Up-regulation of connexin43 correlates with increased synthetic activity and enhanced contractile differentiation in TGF- β-treated human aortic smooth muscle cells

Abstract

Up-regulation of the gap-junctional protein connexin43 (Cx43) in arterial smooth muscle cells (SMCs) features in response to injury and in atherosclerosis, in parallel with phenotypic transition to the synthetic state. TGF- β1 is known to have a role in SMC differentiation and extracellular matrix (ECM) synthesis, key characteristics of phenotypic state. Here, we set out to examine the effects of TGF- β1 on Cx43-gap junction expression in relation to SMC differentiation, ECM synthesis and growth.
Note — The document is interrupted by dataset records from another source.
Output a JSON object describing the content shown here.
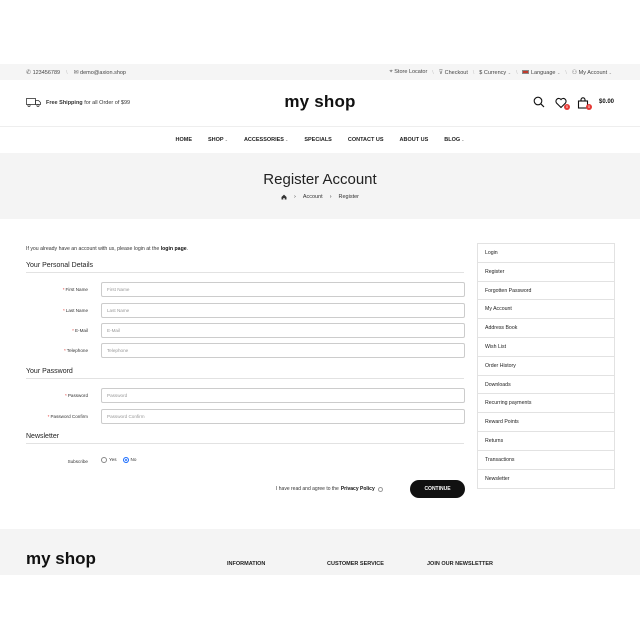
{
  "topbar": {
    "phone": "123456789",
    "email": "demo@axion.shop",
    "store_locator": "Store Locator",
    "checkout": "Checkout",
    "currency": "$ Currency",
    "language": "Language",
    "my_account": "My Account"
  },
  "header": {
    "shipping_bold": "Free Shipping",
    "shipping_rest": "for all Order of $99",
    "logo": "my shop",
    "wishlist_count": "0",
    "cart_count": "0",
    "cart_total": "$0.00"
  },
  "nav": {
    "items": [
      "HOME",
      "SHOP",
      "ACCESSORIES",
      "SPECIALS",
      "CONTACT US",
      "ABOUT US",
      "BLOG"
    ]
  },
  "banner": {
    "title": "Register Account",
    "crumb_account": "Account",
    "crumb_register": "Register"
  },
  "form": {
    "intro_text": "If you already have an account with us, please login at the",
    "intro_link": "login page",
    "intro_end": ".",
    "personal_title": "Your Personal Details",
    "firstname_label": "First Name",
    "firstname_placeholder": "First Name",
    "lastname_label": "Last Name",
    "lastname_placeholder": "Last Name",
    "email_label": "E-Mail",
    "email_placeholder": "E-Mail",
    "telephone_label": "Telephone",
    "telephone_placeholder": "Telephone",
    "password_title": "Your Password",
    "password_label": "Password",
    "password_placeholder": "Password",
    "confirm_label": "Password Confirm",
    "confirm_placeholder": "Password Confirm",
    "newsletter_title": "Newsletter",
    "subscribe_label": "Subscribe",
    "yes_label": "Yes",
    "no_label": "No",
    "agree_text": "I have read and agree to the",
    "privacy_policy": "Privacy Policy",
    "continue_label": "CONTINUE"
  },
  "sidebar": {
    "items": [
      "Login",
      "Register",
      "Forgotten Password",
      "My Account",
      "Address Book",
      "Wish List",
      "Order History",
      "Downloads",
      "Recurring payments",
      "Reward Points",
      "Returns",
      "Transactions",
      "Newsletter"
    ]
  },
  "footer": {
    "logo": "my shop",
    "information": "INFORMATION",
    "customer_service": "CUSTOMER SERVICE",
    "newsletter": "JOIN OUR NEWSLETTER"
  },
  "colors": {
    "accent_red": "#e53935",
    "dark": "#111111",
    "light_bg": "#f4f4f4"
  }
}
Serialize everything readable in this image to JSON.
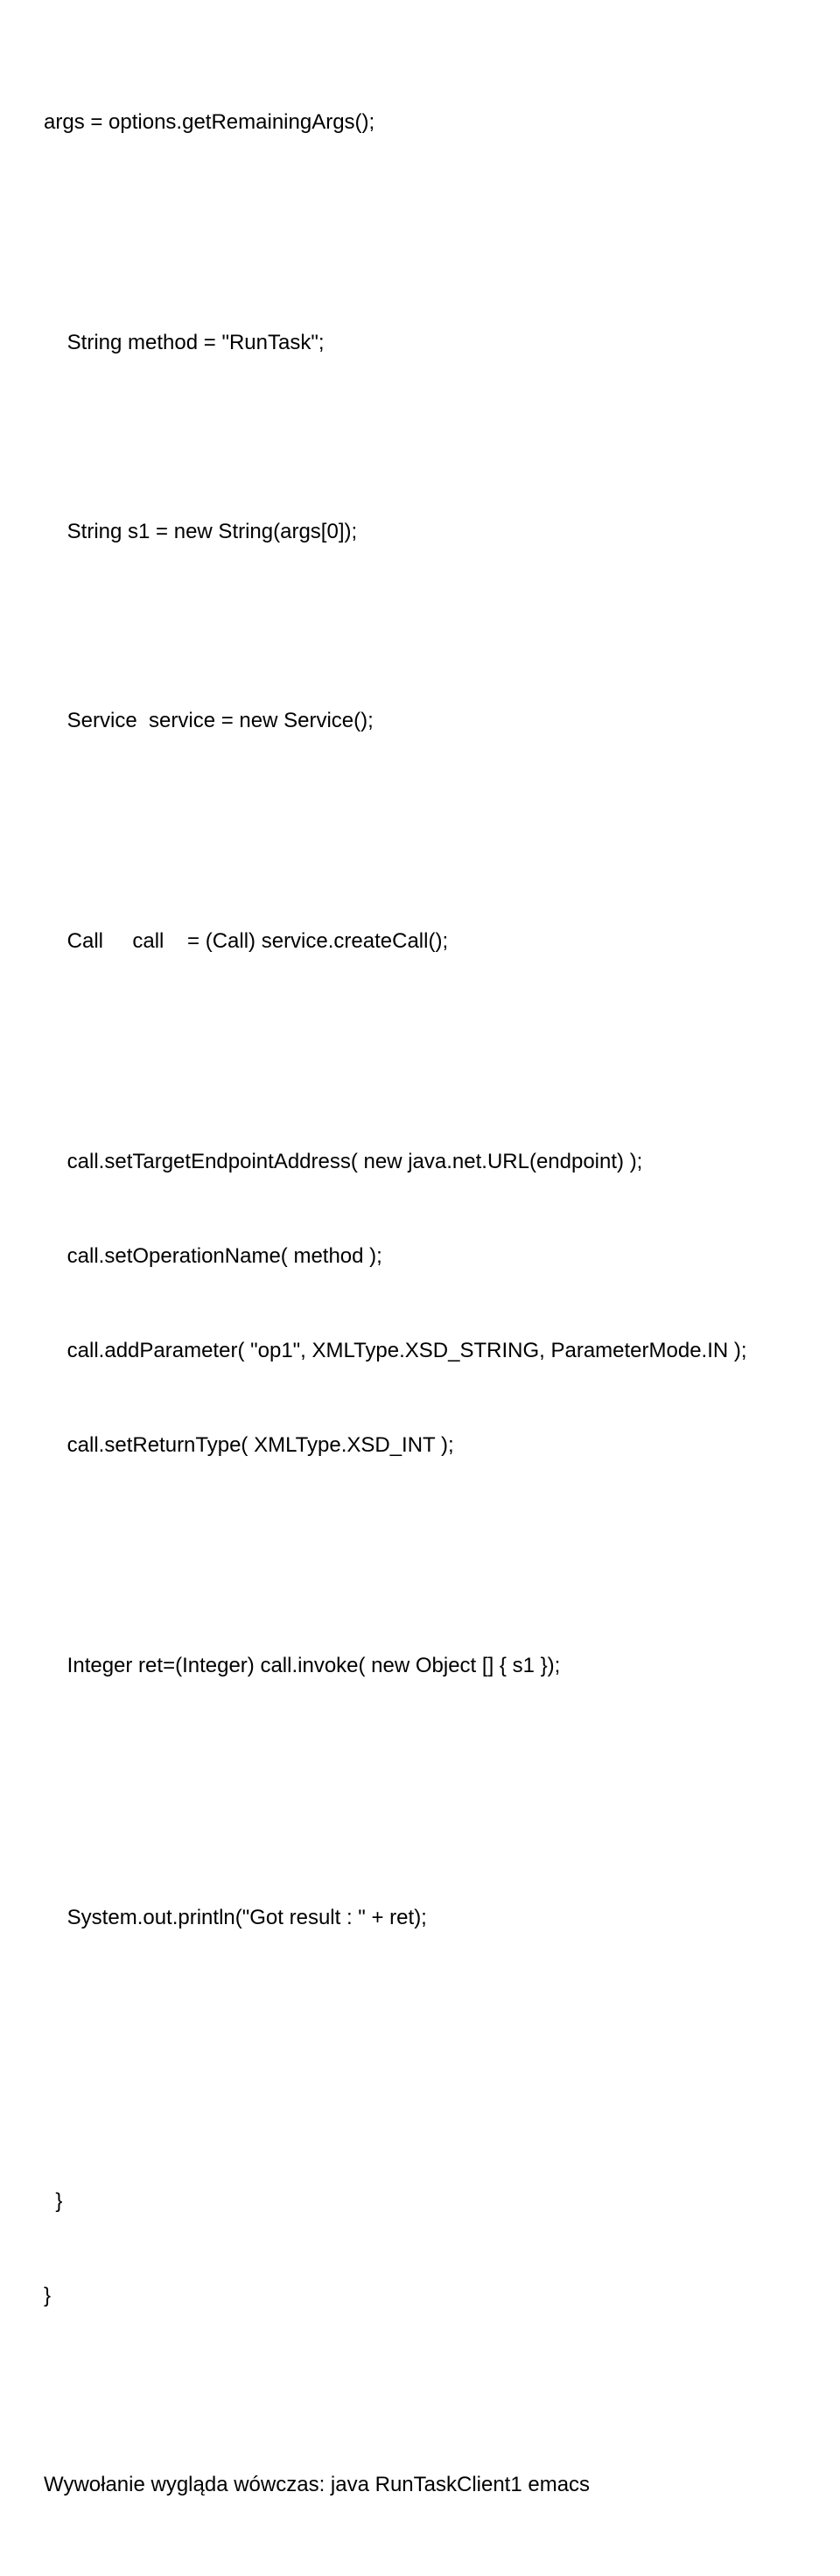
{
  "lines": {
    "l1": "args = options.getRemainingArgs();",
    "l2": "    String method = \"RunTask\";",
    "l3": "    String s1 = new String(args[0]);",
    "l4": "    Service  service = new Service();",
    "l5": "    Call     call    = (Call) service.createCall();",
    "l6": "    call.setTargetEndpointAddress( new java.net.URL(endpoint) );",
    "l7": "    call.setOperationName( method );",
    "l8": "    call.addParameter( \"op1\", XMLType.XSD_STRING, ParameterMode.IN );",
    "l9": "    call.setReturnType( XMLType.XSD_INT );",
    "l10": "    Integer ret=(Integer) call.invoke( new Object [] { s1 });",
    "l11": "    System.out.println(\"Got result : \" + ret);",
    "l12": "  }",
    "l13": "}",
    "l14": "Wywołanie wygląda wówczas: java RunTaskClient1 emacs"
  }
}
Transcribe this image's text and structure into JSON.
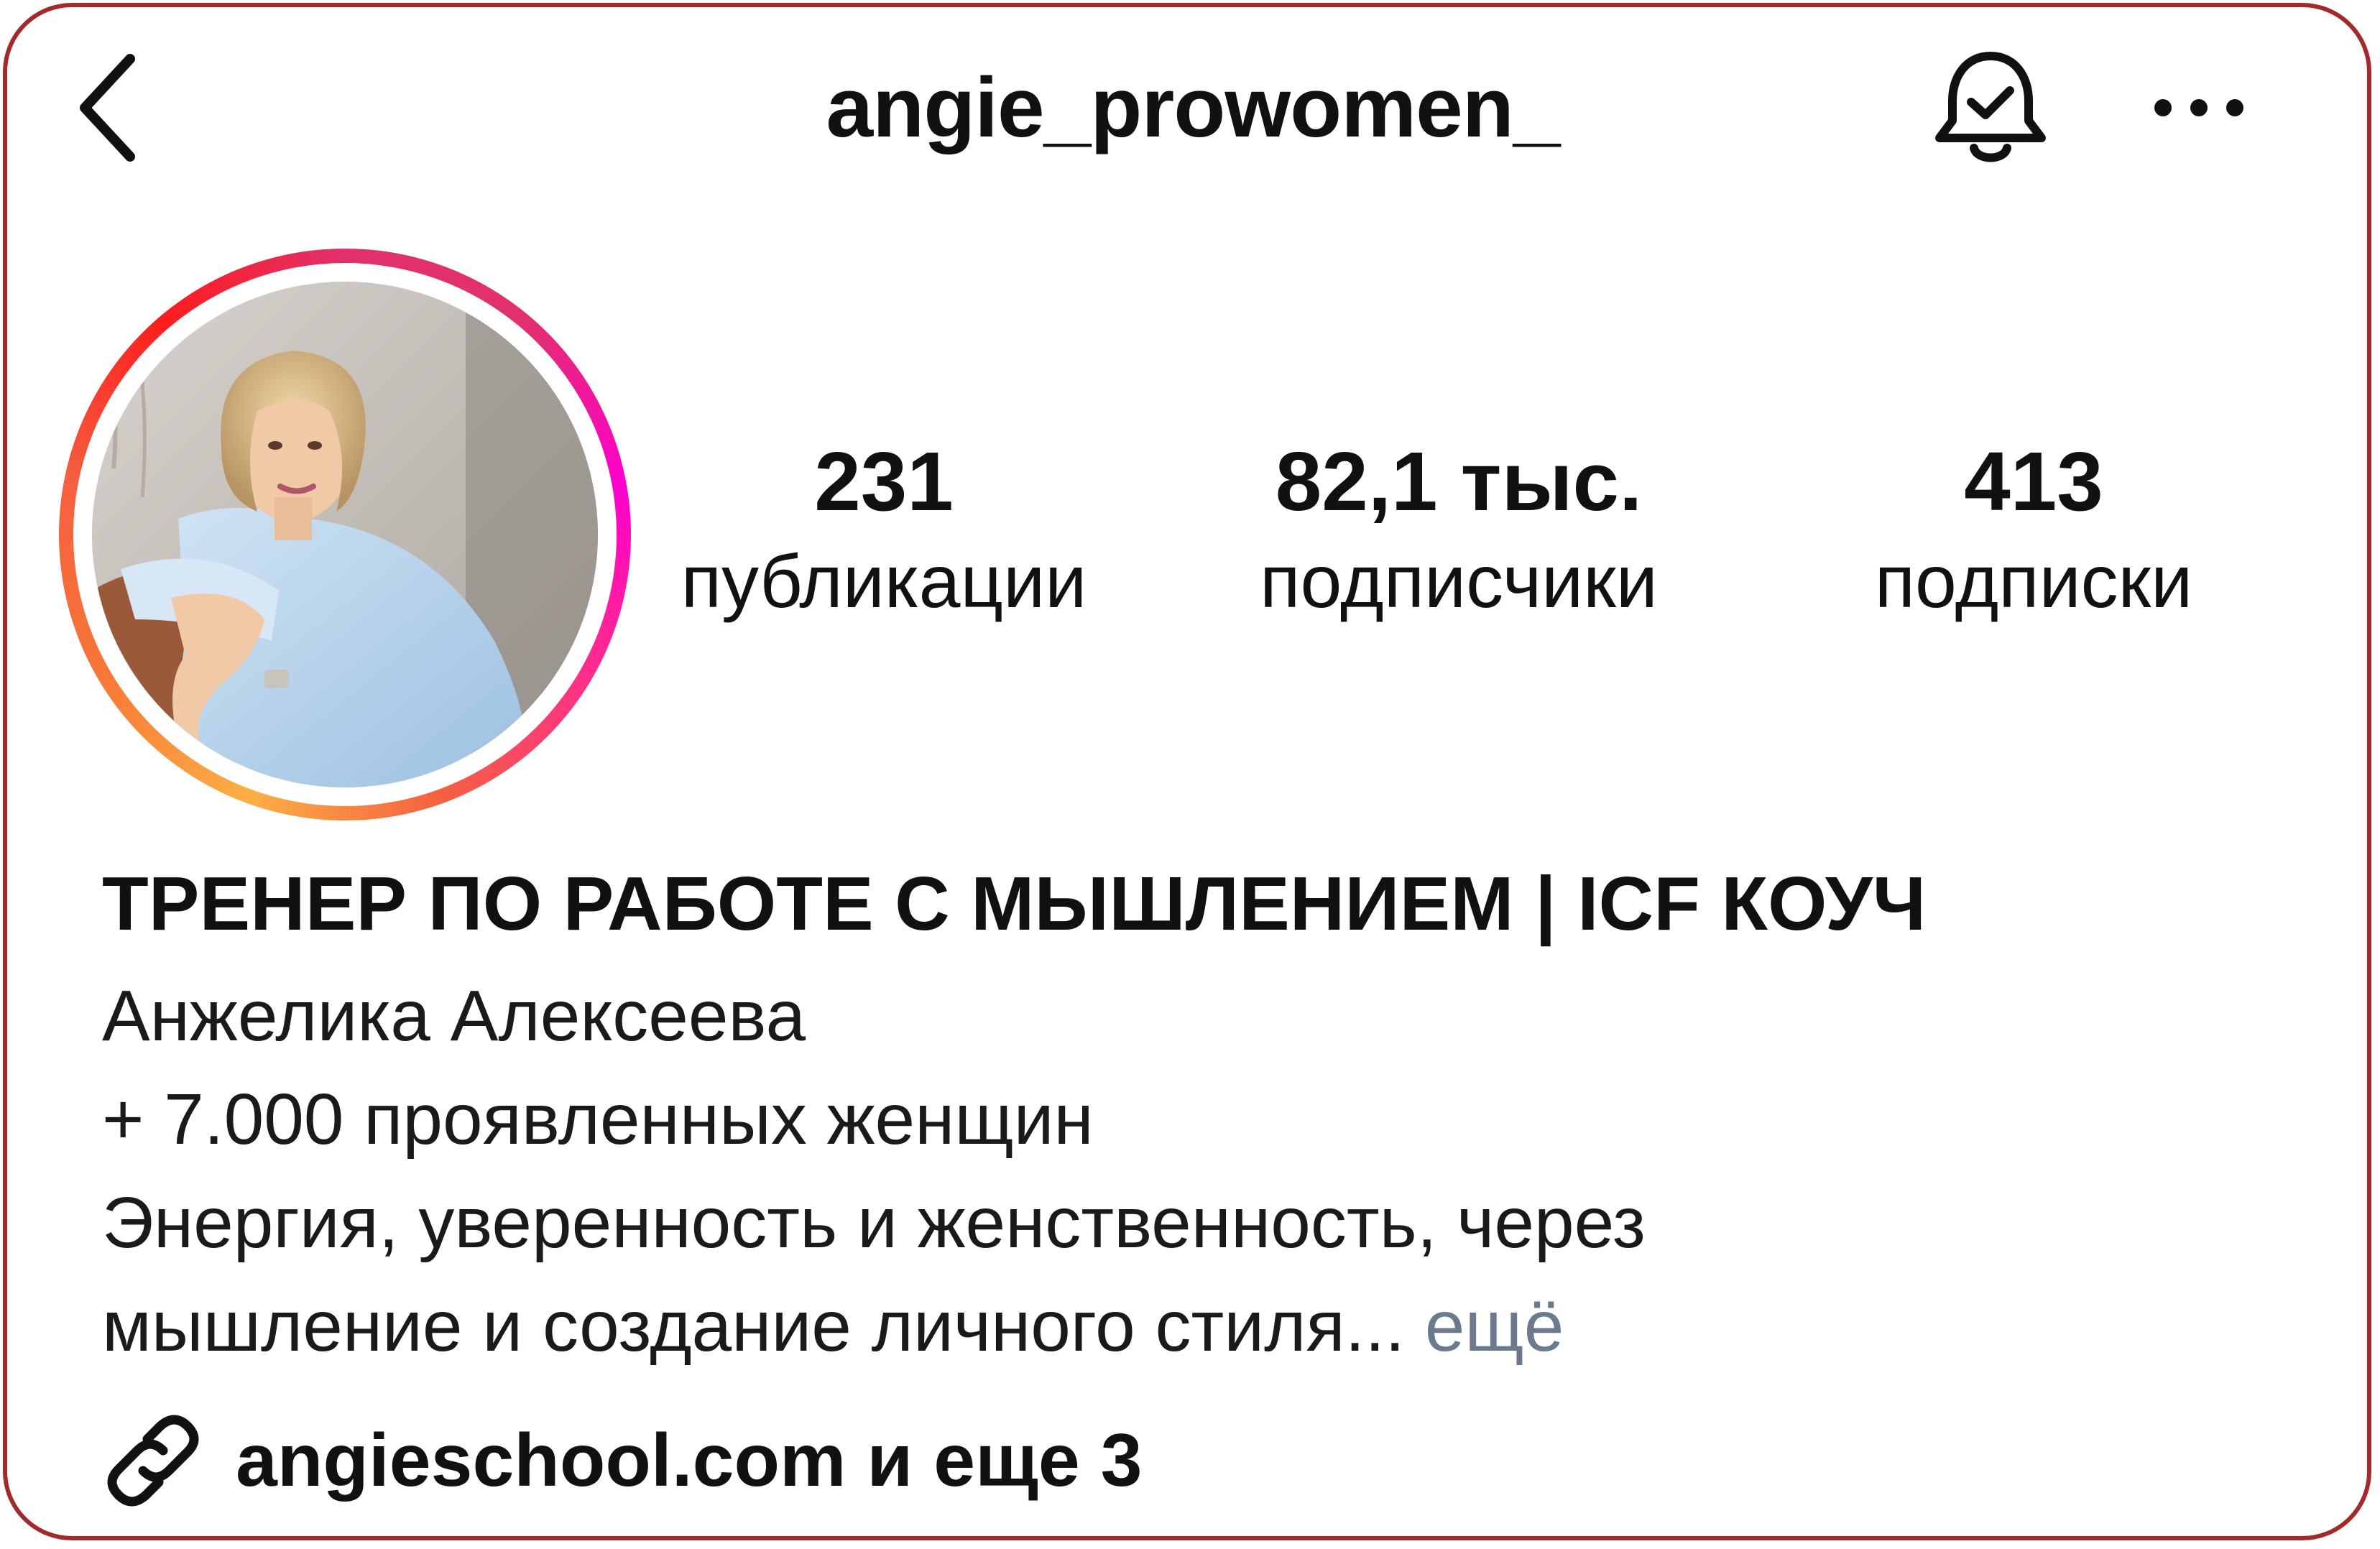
{
  "header": {
    "username": "angie_prowomen_",
    "back_icon": "chevron-left-icon",
    "bell_icon": "bell-check-icon",
    "more_icon": "more-horizontal-icon"
  },
  "profile": {
    "avatar_ring_colors": [
      "#fcaf45",
      "#f77737",
      "#fd1d1d",
      "#e1306c",
      "#ff00cc"
    ]
  },
  "stats": {
    "posts": {
      "value": "231",
      "label": "публикации"
    },
    "followers": {
      "value": "82,1 тыс.",
      "label": "подписчики"
    },
    "following": {
      "value": "413",
      "label": "подписки"
    }
  },
  "bio": {
    "title": "ТРЕНЕР ПО РАБОТЕ С МЫШЛЕНИЕМ | ICF КОУЧ",
    "name": "Анжелика Алексеева",
    "line2": "+ 7.000 проявленных женщин",
    "line3": "Энергия, уверенность и женственность, через",
    "line4": "мышление и создание личного стиля...",
    "more_label": "ещё",
    "more_color": "#6b7a8f"
  },
  "link": {
    "icon": "link-icon",
    "text": "angieschool.com и еще 3"
  },
  "colors": {
    "frame_border": "#a32a2a",
    "text": "#111111"
  }
}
Cx43 expression was analysed by immunoconfocal microscopy and Western blotting in primary human aortic SMCs treated with TGF- β1 over a 48-h period, with assessment of gap-junctional communication by cell-to-cell transfer of microinjected ethidium bromide. In parallel, synthetic activity was analysed by Northern blotting for ECM components α-1(I) and α1(III) procollagen transcripts, contractile differentiation was assessed by immunoconfocal microscopy and Western blotting of the markers smooth muscle α-actin, calponin and smooth muscle heavy chain isoform 1 (SM1), and growth was measured by BrdU incorporation. Our results demonstrate that TGF- β1 significantly up-regulates Cx43 expression and intercellular communication, in concert with increased expression of α-actin, calponin and SM1. Concomitant with contractile protein expression, ECM synthesis was increased rather than decreased, TGF- β1 inducing a significant up-regulation of both procollagen transcripts. These effects were independent of growth. We conclude that in human aortic SMCs, TGF- β1 treatment leads to up-regulation of Cx43-mediated gap-junctional communication and increased synthetic activity yet, somewhat paradoxically, also enhanced contractile differentiation.